The Western Desert Oases

The Fayoum

A kind of pocket-size version of Cairo, with the Bahr Yussef Canal in the role of the Nile, FAYOUM CITY makes a grab at the wallets of middle-class Cairenes who come to bask beside Lake Qaroun during summertime. The few foreigners that venture here tend to be whisked through in buses and remain immured in hotels, so independent travellers draw attention – especially women.

Fayoum City's most central landmark is the four large wooden waterwheels, symbolic of Fayoumi agriculture, that groan away behind the tourist kiosk. The Fayoum has about two hundred such waterwheels, introduced by Ptolemaic engineers in the third century BC. Because Nile water enters the sloping Fayoum depression at its highest point, gravity does half the work of distribution, and the waterwheels act as pumps.
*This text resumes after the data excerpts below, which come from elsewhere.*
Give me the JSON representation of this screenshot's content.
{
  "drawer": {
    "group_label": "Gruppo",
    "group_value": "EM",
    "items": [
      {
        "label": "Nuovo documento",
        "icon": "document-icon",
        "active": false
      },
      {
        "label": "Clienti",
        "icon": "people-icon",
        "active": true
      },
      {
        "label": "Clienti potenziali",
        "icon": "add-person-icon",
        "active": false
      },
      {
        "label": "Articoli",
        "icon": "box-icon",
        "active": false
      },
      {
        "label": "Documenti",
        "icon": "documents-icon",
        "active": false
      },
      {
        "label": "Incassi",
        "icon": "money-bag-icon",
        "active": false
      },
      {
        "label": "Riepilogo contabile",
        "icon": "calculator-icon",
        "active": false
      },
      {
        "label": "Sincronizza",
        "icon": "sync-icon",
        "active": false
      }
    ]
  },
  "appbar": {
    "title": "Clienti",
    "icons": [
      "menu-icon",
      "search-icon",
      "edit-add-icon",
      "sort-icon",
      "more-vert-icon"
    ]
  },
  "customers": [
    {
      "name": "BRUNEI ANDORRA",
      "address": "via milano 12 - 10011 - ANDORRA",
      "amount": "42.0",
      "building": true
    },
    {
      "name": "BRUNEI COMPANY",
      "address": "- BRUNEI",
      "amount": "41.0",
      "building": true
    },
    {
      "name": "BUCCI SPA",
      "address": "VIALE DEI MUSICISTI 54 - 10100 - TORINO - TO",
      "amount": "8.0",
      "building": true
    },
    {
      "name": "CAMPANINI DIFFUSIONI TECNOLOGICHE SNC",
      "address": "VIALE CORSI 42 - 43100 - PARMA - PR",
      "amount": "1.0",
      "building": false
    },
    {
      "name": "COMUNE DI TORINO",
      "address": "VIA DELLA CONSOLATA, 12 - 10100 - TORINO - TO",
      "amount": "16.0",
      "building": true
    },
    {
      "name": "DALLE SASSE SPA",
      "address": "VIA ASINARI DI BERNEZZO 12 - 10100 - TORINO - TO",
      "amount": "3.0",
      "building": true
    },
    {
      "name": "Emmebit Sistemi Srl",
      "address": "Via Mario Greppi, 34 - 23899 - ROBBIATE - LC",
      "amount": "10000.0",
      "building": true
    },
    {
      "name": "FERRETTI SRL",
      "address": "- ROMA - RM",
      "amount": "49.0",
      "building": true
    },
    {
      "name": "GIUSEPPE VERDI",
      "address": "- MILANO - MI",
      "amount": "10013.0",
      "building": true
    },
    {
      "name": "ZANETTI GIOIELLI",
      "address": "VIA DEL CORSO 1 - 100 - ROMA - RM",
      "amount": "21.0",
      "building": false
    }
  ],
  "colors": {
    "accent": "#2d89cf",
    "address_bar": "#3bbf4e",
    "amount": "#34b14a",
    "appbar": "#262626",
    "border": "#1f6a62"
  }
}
Walking west alongside the canal and crossing the fourth bridge from the tourist kiosk, you can follow a street with a wooden roof into the Souk al-Qantara, a labyrinth of tiny shops selling copperware and spices, grain and pulses, clothing and other goods – all without a hint of tourism. Sharia es-Sagha, the Street of Goldsmiths, is crammed with jewellers' shops, mostly owned by Christians. Fayoum City has a substantial Christian minority – mainly Copts, but also Anglicans and Catholics – whose churches are ranged along Sharia 26th July. The oldest is the Church of the Virgin, dating from the 1830s, which contains an altar dedicated to the local saint Anba Abram (1829–1912).

Near the souk you'll also find three historic mosques. The Mosque of Ali er-Rubi is dedicated to a local sheikh whose renown among the Fayoumis eclipses even Anba Abram's. His mausoleum, down some steps from the courtyard, is surrounded by an enormous darih or carved box-frame, and people muttering supplications to the saint. Further west beside the canal, the Mosque of Qaitbey is the oldest in the Fayoum, built (or perhaps restored) by the Circassian Mamluke Sultan Qaitbey. Ancient columns from Kiman Faris uphold its dome, while the stone carving around the doorway, and the ebony minbar inlaid with Somalian ivory, are distinctly Mamluke.